British Columbia

What can B.C. learn from Mexico's earthquake?

Canadian seismologists are keeping a close eye on the earthquake that hit Mexico on Thursday night, looking for lessons that can be applied to British Columbia’s similar tectonic landscape.

“It’s a very similar situation to our coast,” says Canadian seismologist

British Columbia shares several tectonic similarities with Mexico. The Juan de Fuca oceanic plate is trying to move under the North American plate and so the South Coast of B.C. can get both megathrust earthquakes off the coast as well as shallow earthquakes just below some of our major cities. (CBC)

Canadian seismologists are keeping a close eye on the earthquake that hit Mexico on Thursday night, looking for lessons that can be applied to British Columbia's similar tectonic landscape.

The magnitude 8.1 earthquake was the most powerful one recorded in Mexico in more than a century. It hit off the southern coast of the country, toppling buildings and killing dozens.

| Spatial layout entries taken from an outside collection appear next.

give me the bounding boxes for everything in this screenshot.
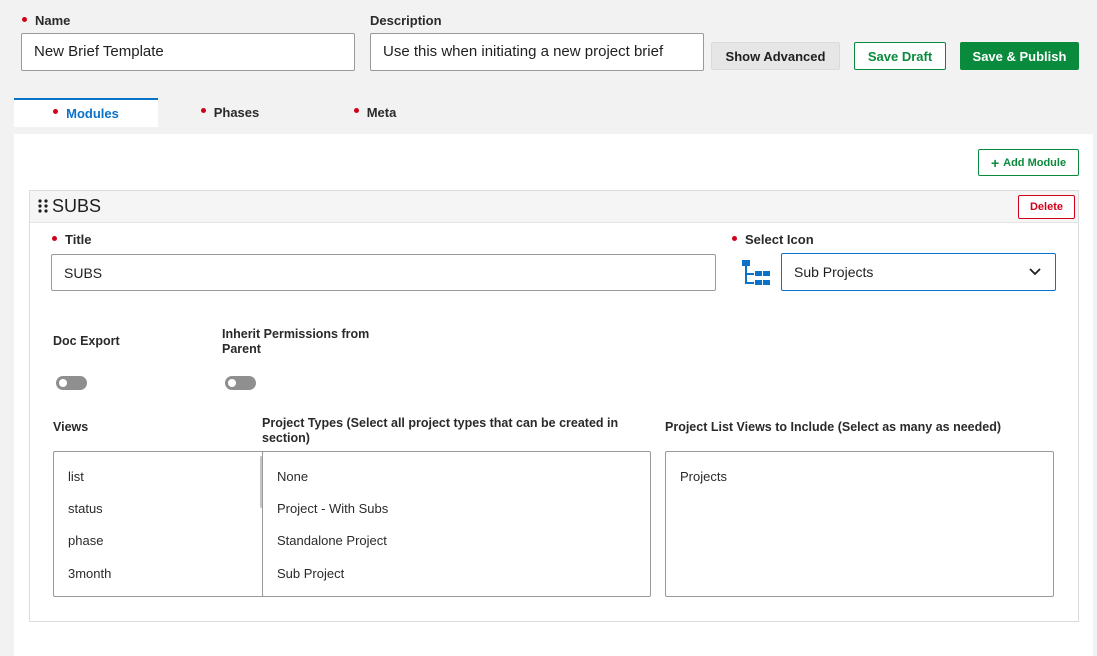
save-draft-button[interactable]: Save Draft	[854, 42, 946, 70]
doc-export-label: Doc Export	[53, 334, 120, 348]
required-indicator	[732, 236, 737, 242]
tab-label: Modules	[66, 106, 119, 121]
inherit-permissions-toggle[interactable]	[225, 376, 256, 390]
tab-meta[interactable]: Meta	[310, 98, 440, 127]
required-indicator	[53, 109, 59, 114]
required-indicator	[353, 108, 359, 113]
project-types-listbox[interactable]: None Project - With Subs Standalone Proj…	[262, 451, 651, 597]
select-icon-label: Select Icon	[732, 232, 814, 247]
icon-select-value: Sub Projects	[794, 264, 874, 280]
add-module-label: Add Module	[1003, 156, 1067, 169]
views-listbox[interactable]: list status phase 3month	[53, 451, 265, 597]
tab-label: Phases	[213, 105, 260, 120]
tab-label: Meta	[366, 105, 397, 120]
project-list-views-label: Project List Views to Include (Select as…	[665, 420, 1001, 434]
inherit-permissions-label: Inherit Permissions from Parent	[222, 327, 370, 356]
list-item[interactable]: Standalone Project	[277, 533, 387, 548]
module-header: SUBS Delete	[30, 191, 1078, 223]
project-list-views-listbox[interactable]: Projects	[665, 451, 1054, 597]
views-label: Views	[53, 420, 89, 434]
list-item[interactable]: Projects	[680, 469, 727, 484]
list-item[interactable]: status	[68, 501, 103, 516]
list-item[interactable]: phase	[68, 533, 103, 548]
sub-projects-icon	[742, 260, 770, 285]
tab-modules[interactable]: Modules	[14, 98, 158, 127]
module-heading: SUBS	[52, 196, 102, 216]
add-module-button[interactable]: + Add Module	[978, 149, 1079, 176]
required-indicator	[52, 236, 57, 242]
show-advanced-button[interactable]: Show Advanced	[711, 42, 840, 70]
description-label: Description	[370, 13, 442, 28]
plus-icon: +	[990, 154, 1000, 171]
list-item[interactable]: None	[277, 469, 308, 484]
toggle-knob	[228, 379, 236, 387]
delete-button[interactable]: Delete	[1018, 195, 1075, 219]
required-indicator	[200, 108, 206, 113]
required-indicator	[22, 17, 27, 23]
list-item[interactable]: Project - With Subs	[277, 501, 388, 516]
list-item[interactable]: list	[68, 469, 84, 484]
tab-phases[interactable]: Phases	[165, 98, 295, 127]
list-item[interactable]: 3month	[68, 566, 111, 581]
toggle-knob	[59, 379, 67, 387]
save-publish-button[interactable]: Save & Publish	[960, 42, 1079, 70]
list-item[interactable]: Sub Project	[277, 566, 344, 581]
drag-handle-icon[interactable]	[38, 199, 48, 213]
project-types-label: Project Types (Select all project types …	[262, 416, 619, 445]
name-input[interactable]: New Brief Template	[21, 33, 355, 71]
icon-select[interactable]: Sub Projects	[781, 253, 1056, 291]
name-label: Name	[22, 13, 70, 28]
description-input[interactable]: Use this when initiating a new project b…	[370, 33, 704, 71]
title-input[interactable]: SUBS	[51, 254, 716, 291]
doc-export-toggle[interactable]	[56, 376, 87, 390]
chevron-down-icon	[1029, 268, 1041, 276]
title-label: Title	[52, 232, 92, 247]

John Cassidy, a seismologist with Natural Resources Canada, said although the earthquake was unusually large it was not unexpected.

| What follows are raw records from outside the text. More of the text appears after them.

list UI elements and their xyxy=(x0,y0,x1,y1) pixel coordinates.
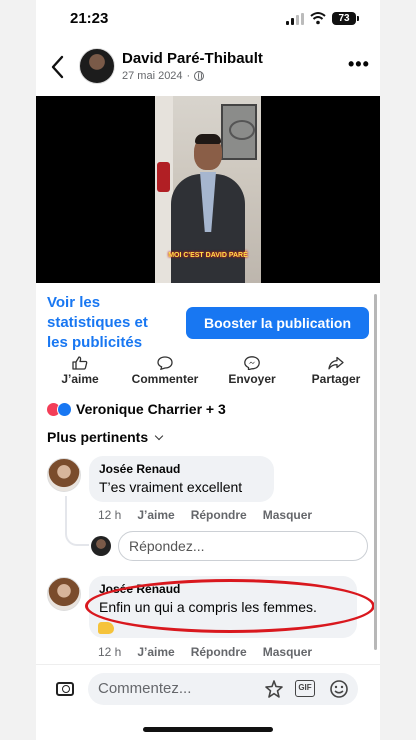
share-label: Partager xyxy=(311,372,361,386)
share-icon xyxy=(328,356,344,370)
status-time: 21:23 xyxy=(70,10,109,27)
comment-button[interactable]: Commenter xyxy=(126,356,204,386)
commenter-avatar[interactable] xyxy=(47,458,81,492)
scrollbar[interactable] xyxy=(374,294,377,650)
comment-sort-dropdown[interactable]: Plus pertinents xyxy=(47,429,164,445)
reactions-summary[interactable]: Veronique Charrier + 3 xyxy=(46,399,226,419)
commenter-avatar[interactable] xyxy=(47,577,81,611)
share-button[interactable]: Partager xyxy=(306,356,366,386)
video-caption: MOI C'EST DAVID PARÉ xyxy=(168,252,248,259)
screenshot-frame: 21:23 73 David Paré-Thibault 27 mai 2024… xyxy=(0,0,416,740)
like-label: J’aime xyxy=(61,372,99,386)
post-video[interactable]: MOI C'EST DAVID PARÉ xyxy=(36,96,380,283)
comment-meta: 12 h J’aime Répondre Masquer xyxy=(98,645,312,659)
battery-icon: 73 xyxy=(332,12,359,25)
comment-label: Commenter xyxy=(131,372,199,386)
comment-like-link[interactable]: J’aime xyxy=(137,508,174,522)
reply-input[interactable]: Répondez... xyxy=(118,531,368,561)
messenger-icon xyxy=(244,356,260,370)
send-label: Envoyer xyxy=(228,372,276,386)
post-date[interactable]: 27 mai 2024 xyxy=(122,70,183,82)
clapping-emoji-icon xyxy=(98,622,114,634)
right-margin xyxy=(380,0,416,740)
author-name[interactable]: David Paré-Thibault xyxy=(122,50,263,67)
post-header: David Paré-Thibault 27 mai 2024 · ••• xyxy=(36,44,380,92)
comment-hide-link[interactable]: Masquer xyxy=(263,645,312,659)
cellular-signal-icon xyxy=(286,13,304,25)
author-avatar[interactable] xyxy=(79,48,115,84)
sort-label: Plus pertinents xyxy=(47,429,149,445)
comment-like-link[interactable]: J’aime xyxy=(137,645,174,659)
thumbs-up-icon xyxy=(72,356,88,370)
emoji-icon[interactable] xyxy=(329,679,349,699)
phone-screen: 21:23 73 David Paré-Thibault 27 mai 2024… xyxy=(36,0,380,740)
wifi-icon xyxy=(310,12,326,25)
red-highlight-circle xyxy=(85,579,375,633)
comment-bubble: Josée Renaud T’es vraiment excellent xyxy=(89,456,274,502)
comment-author[interactable]: Josée Renaud xyxy=(99,462,264,476)
view-insights-link[interactable]: Voir les statistiques et les publicités xyxy=(47,293,167,353)
comment-reply-link[interactable]: Répondre xyxy=(191,508,247,522)
video-frame: MOI C'EST DAVID PARÉ xyxy=(155,96,261,283)
post-meta: 27 mai 2024 · xyxy=(122,70,205,82)
globe-icon xyxy=(194,71,205,81)
action-bar: J’aime Commenter Envoyer Partager xyxy=(36,356,380,390)
camera-icon[interactable] xyxy=(56,682,74,696)
send-button[interactable]: Envoyer xyxy=(222,356,282,386)
more-options-icon[interactable]: ••• xyxy=(348,54,370,75)
like-button[interactable]: J’aime xyxy=(58,356,102,386)
comment-composer: Commentez... xyxy=(36,664,380,712)
comment-time: 12 h xyxy=(98,645,122,659)
back-arrow-icon[interactable] xyxy=(48,54,68,80)
wall-picture xyxy=(221,104,257,160)
comment-reply-link[interactable]: Répondre xyxy=(191,645,247,659)
comment-meta: 12 h J’aime Répondre Masquer xyxy=(98,508,312,522)
reply-thread-line xyxy=(65,496,89,546)
reactors-text: Veronique Charrier + 3 xyxy=(76,401,226,417)
my-avatar xyxy=(91,536,111,556)
boost-post-button[interactable]: Booster la publication xyxy=(186,307,369,339)
sticker-icon[interactable] xyxy=(264,679,284,699)
left-margin xyxy=(0,0,36,740)
comment-icon xyxy=(157,356,173,370)
comment-hide-link[interactable]: Masquer xyxy=(263,508,312,522)
comment-time: 12 h xyxy=(98,508,122,522)
status-bar: 21:23 73 xyxy=(36,0,380,40)
comment-input[interactable]: Commentez... xyxy=(88,673,358,705)
comment-text: T’es vraiment excellent xyxy=(99,479,243,495)
chevron-down-icon xyxy=(154,431,164,440)
lips-artwork xyxy=(157,162,170,192)
home-indicator[interactable] xyxy=(143,727,273,732)
like-reaction-icon xyxy=(57,401,72,417)
gif-button[interactable]: GIF xyxy=(295,680,315,697)
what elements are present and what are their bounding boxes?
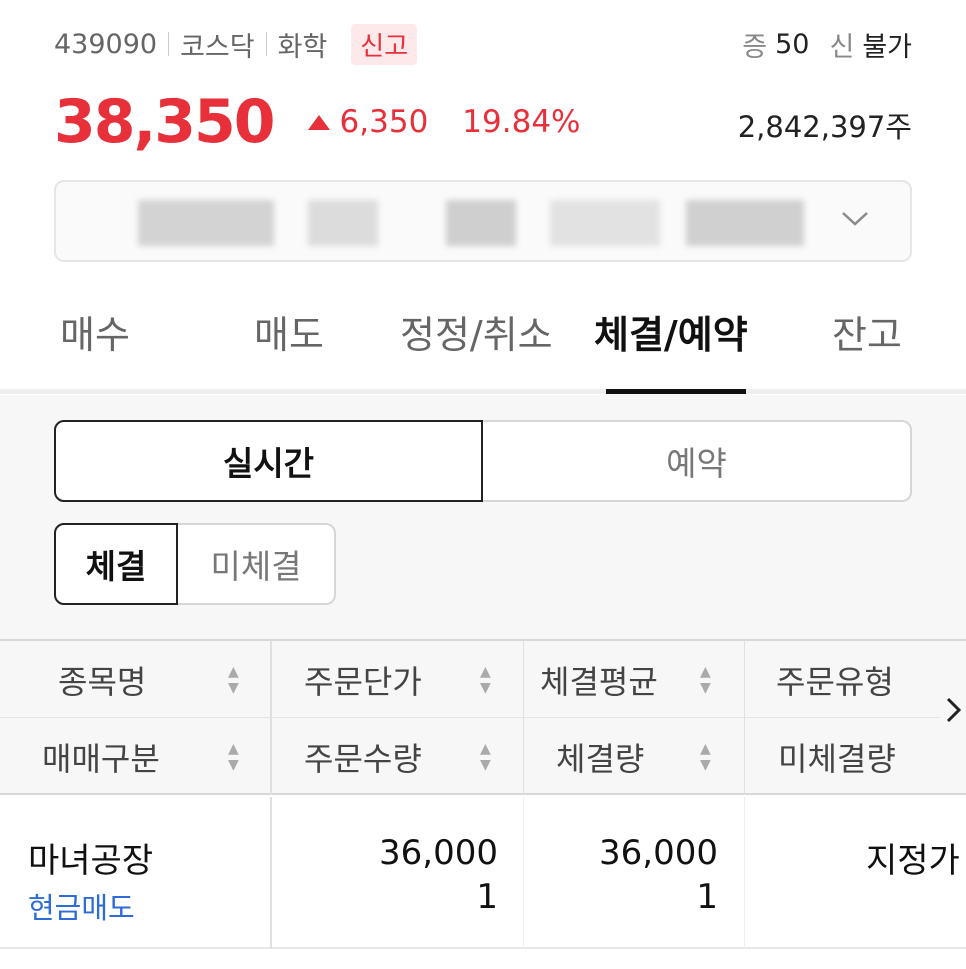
sort-icon[interactable]: ▲ ▼ bbox=[700, 641, 711, 718]
order-tabs: 매수 매도 정정/취소 체결/예약 잔고 bbox=[0, 290, 966, 394]
tab-balance[interactable]: 잔고 bbox=[832, 304, 902, 359]
fill-toggle: 체결 미체결 bbox=[54, 523, 336, 605]
col-unfilled-qty: 미체결량 bbox=[778, 739, 896, 778]
sort-icon[interactable]: ▲ ▼ bbox=[228, 641, 239, 718]
sort-icon[interactable]: ▲ ▼ bbox=[228, 718, 239, 795]
cell-order-price: 36,000 bbox=[379, 833, 498, 873]
credit-value: 불가 bbox=[862, 31, 912, 63]
col-fill-qty[interactable]: 체결량 bbox=[556, 718, 644, 795]
blurred-account-text bbox=[138, 200, 274, 246]
sector-name: 화학 bbox=[277, 31, 328, 63]
cell-order-qty: 1 bbox=[476, 877, 498, 917]
up-triangle-icon bbox=[307, 114, 330, 130]
table-row[interactable]: 마녀공장 현금매도 36,000 1 36,000 1 지정가 bbox=[0, 797, 966, 949]
chevron-down-icon[interactable] bbox=[840, 206, 870, 236]
col-order-price[interactable]: 주문단가 bbox=[304, 641, 422, 718]
cell-fill-qty: 1 bbox=[696, 877, 718, 917]
mode-toggle: 실시간 예약 bbox=[54, 420, 912, 502]
tab-modify-cancel[interactable]: 정정/취소 bbox=[400, 304, 553, 359]
price-change: 6,350 bbox=[307, 104, 429, 140]
cell-order-type: 지정가 bbox=[866, 841, 960, 881]
market-name: 코스닥 bbox=[180, 31, 255, 63]
sort-icon[interactable]: ▲ ▼ bbox=[480, 641, 491, 718]
col-order-qty[interactable]: 주문수량 bbox=[304, 718, 422, 795]
sort-icon[interactable]: ▲ ▼ bbox=[480, 718, 491, 795]
column-divider bbox=[523, 641, 524, 795]
blurred-account-text bbox=[686, 200, 804, 246]
divider bbox=[168, 32, 170, 56]
blurred-account-text bbox=[550, 200, 660, 246]
column-divider bbox=[744, 797, 745, 949]
table-header: 종목명 ▲ ▼ 주문단가 ▲ ▼ 체결평균 ▲ ▼ 주문유형 매매구분 ▲ ▼ 주문수량… bbox=[0, 639, 966, 795]
column-divider bbox=[270, 797, 272, 949]
trade-volume: 2,842,397주 bbox=[737, 110, 912, 144]
column-divider bbox=[523, 797, 524, 949]
column-divider bbox=[270, 641, 272, 795]
unfilled-button[interactable]: 미체결 bbox=[178, 523, 336, 605]
stock-code: 439090 bbox=[54, 28, 158, 60]
blurred-account-text bbox=[308, 200, 378, 246]
change-percent: 19.84% bbox=[462, 104, 581, 140]
filled-button[interactable]: 체결 bbox=[54, 523, 178, 605]
col-trade-type[interactable]: 매매구분 bbox=[42, 718, 160, 795]
active-tab-indicator bbox=[606, 389, 746, 394]
column-divider bbox=[744, 641, 745, 795]
realtime-button[interactable]: 실시간 bbox=[54, 420, 483, 502]
stock-info: 439090 코스닥 화학 신고 bbox=[54, 22, 418, 66]
reserve-button[interactable]: 예약 bbox=[483, 420, 912, 502]
margin-info: 증 50 신 불가 bbox=[742, 22, 912, 66]
chevron-right-icon[interactable] bbox=[944, 695, 964, 733]
change-value: 6,350 bbox=[339, 104, 429, 140]
cell-avg-fill: 36,000 bbox=[599, 833, 718, 873]
col-stock-name[interactable]: 종목명 bbox=[58, 641, 146, 718]
margin-label: 증 bbox=[742, 31, 768, 63]
sort-icon[interactable]: ▲ ▼ bbox=[700, 718, 711, 795]
cell-trade-type: 현금매도 bbox=[28, 891, 135, 925]
status-badge: 신고 bbox=[351, 23, 418, 65]
header-row: 종목명 ▲ ▼ 주문단가 ▲ ▼ 체결평균 ▲ ▼ 주문유형 bbox=[0, 641, 940, 718]
divider bbox=[265, 32, 267, 56]
margin-value: 50 bbox=[775, 28, 810, 60]
account-selector[interactable] bbox=[54, 180, 912, 262]
tab-sell[interactable]: 매도 bbox=[254, 304, 324, 359]
blurred-account-text bbox=[446, 200, 516, 246]
tab-fills-reservations[interactable]: 체결/예약 bbox=[594, 304, 748, 359]
tab-buy[interactable]: 매수 bbox=[60, 304, 130, 359]
header-row: 매매구분 ▲ ▼ 주문수량 ▲ ▼ 체결량 ▲ ▼ 미체결량 bbox=[0, 718, 940, 795]
col-order-type: 주문유형 bbox=[776, 662, 894, 701]
credit-label: 신 bbox=[829, 31, 855, 63]
filter-area: 실시간 예약 체결 미체결 bbox=[0, 395, 966, 639]
price-row: 38,350 6,350 19.84% bbox=[54, 84, 581, 160]
col-avg-fill[interactable]: 체결평균 bbox=[540, 641, 658, 718]
cell-stock-name: 마녀공장 bbox=[28, 841, 154, 881]
current-price: 38,350 bbox=[54, 87, 276, 157]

Mexico, just like Canada's West Coast, sits on one of the Earth's subduction zones and is prone to shaking when the oceanic tectonic plates shift.  

"It's a very similar situation to our coast," Cassidy told CBC's host of On The Coast Stephen Quinn. "We also have an ocean plate, called the Juan de Fuca plate, that is being pushed towards us at about four to five centimetres each year. So it's exactly the same type of tectonic setting."

Earthquake warnings

Despite the magnitude of the earthquake, no major damage has been reported in Mexico City. Those in the capital had more than a minute's warning that disaster was about the strike because of earthquake-detection technology.

"If you have enough instruments on the ground that can very quickly detect the earthquake, locate the earthquake and say how large it was, then you can push that information out at essentially the speed of light with satellites and internet," Cassidy said.

The damaging side-to-side secondary waves following the initial shock took about three minutes to travel from the coast to the capital, giving enough time to broadcast warnings to the public by text message and the media.

Cassidy held a meeting with students and colleagues the day after the earthquake to look at what lessons could be applied to British Columbia.

"It's really important to learn from these large earthquakes whether they are in Mexico or Chile or Japan," he said. "We'll be working on this and examining the very detailed ground-shaking data sets that we can use here."